Members of the Board of Directors
A company's board of directors is an important governing body, and term sheets generally contain provisions for how it will be organized and who will have influence over vital board votes. In many respects, the board of directors of a typical VC-backed firm might be the most essential control mechanism. There are more founder-friendly alternatives and fewer founder-friendly ones, just as there are more and less founder-friendly possibilities for other words. The stage of a firm may have a big impact on whether or not a founder can keep control of it. Early-stage firms' boards of directors are often under the control of its founders. If they keep raising money, however, the investors (as a group) frequently have greater power than the founders.
Even for later-stage firms, some investors believe that the ideal board structure includes an equal number of VC-friendly and founder-friendly members, as well as a "independent" board member. The independent member is generally a well-known businessperson who is well-liked by the rest of the board.
Founders' major goal is often to guarantee that VCs and founders/common shareholders have equal board participation. Both sides have equal voting power in these cases. Both parties would need to use the independent member to secure a decisive vote in their favor in a case where they disagree.

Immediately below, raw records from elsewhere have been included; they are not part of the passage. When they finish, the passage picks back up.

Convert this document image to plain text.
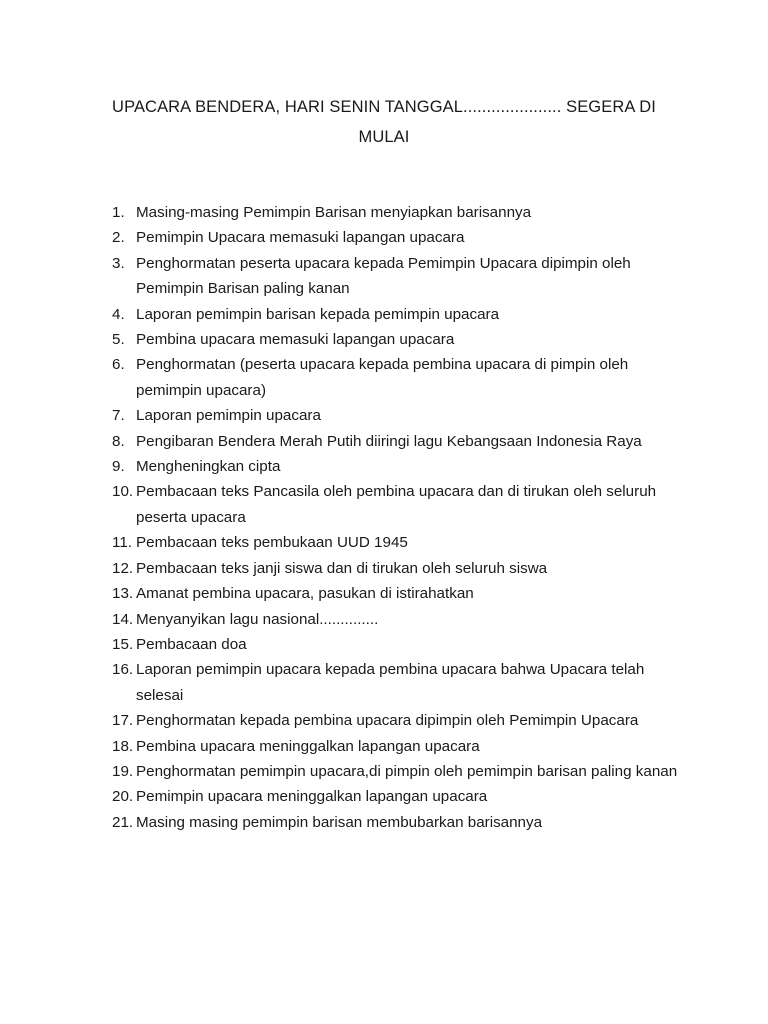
UPACARA BENDERA, HARI SENIN TANGGAL..................... SEGERA DI MULAI
1. Masing-masing Pemimpin Barisan menyiapkan barisannya
2. Pemimpin Upacara memasuki lapangan upacara
3. Penghormatan peserta upacara kepada Pemimpin Upacara dipimpin oleh Pemimpin Barisan paling kanan
4. Laporan pemimpin barisan kepada pemimpin upacara
5. Pembina upacara memasuki lapangan upacara
6. Penghormatan (peserta upacara kepada pembina upacara di pimpin oleh pemimpin upacara)
7. Laporan pemimpin upacara
8. Pengibaran Bendera Merah Putih diiringi lagu Kebangsaan Indonesia Raya
9. Mengheningkan cipta
10. Pembacaan teks Pancasila oleh pembina upacara dan di tirukan oleh seluruh peserta upacara
11. Pembacaan teks pembukaan UUD 1945
12. Pembacaan teks janji siswa dan di tirukan oleh seluruh siswa
13. Amanat pembina upacara, pasukan di istirahatkan
14. Menyanyikan lagu nasional..............
15. Pembacaan doa
16. Laporan pemimpin upacara kepada pembina upacara bahwa Upacara telah selesai
17. Penghormatan kepada pembina upacara dipimpin oleh Pemimpin Upacara
18. Pembina upacara meninggalkan lapangan upacara
19. Penghormatan pemimpin upacara,di pimpin oleh pemimpin barisan paling kanan
20. Pemimpin upacara meninggalkan lapangan upacara
21. Masing masing pemimpin barisan membubarkan barisannya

Percentage of Share Classes Owned
Some firm decisions are decided by shareholders rather than the board of directors. When it comes to these choices, voting power is generally determined by percentage ownership. Founder-friendly shareholders or VC-friendly shareholders may possess the majority of the firm.
Issuing extra shares to new investors or workers may need the consent of a majority of each share class, including common and preferred stock, when similar stock splits or dilutive issuances occur. In these situations, the more shares possessed by each class, the more voting powr they have.

Investor Protections
Before agreeing to invest, most investors want specific privileges known as "protective clauses." Investors may have unique jurisdiction over certain corporate acts under these special provisions. Limits on how much debt may be taken on without VC approval, limitations on raising authorized shares to take on more finance or gift to workers, and revisions to the certificate of incorporation are all examples of special requirements. Some provisions are more frequent, while others are more uncommon and rigorous.
Important Points to Remember
• First, make sure you're dealing with the correct investor; secondly, look at all of the conditions, not just the price.
• Make sure you're aware of important details such as liquidation preferences, pool choices, and board seats.
• Venture capitalists are seasoned negotiators. Work with a qualified lawyer to figure out when to dig in and when to give up.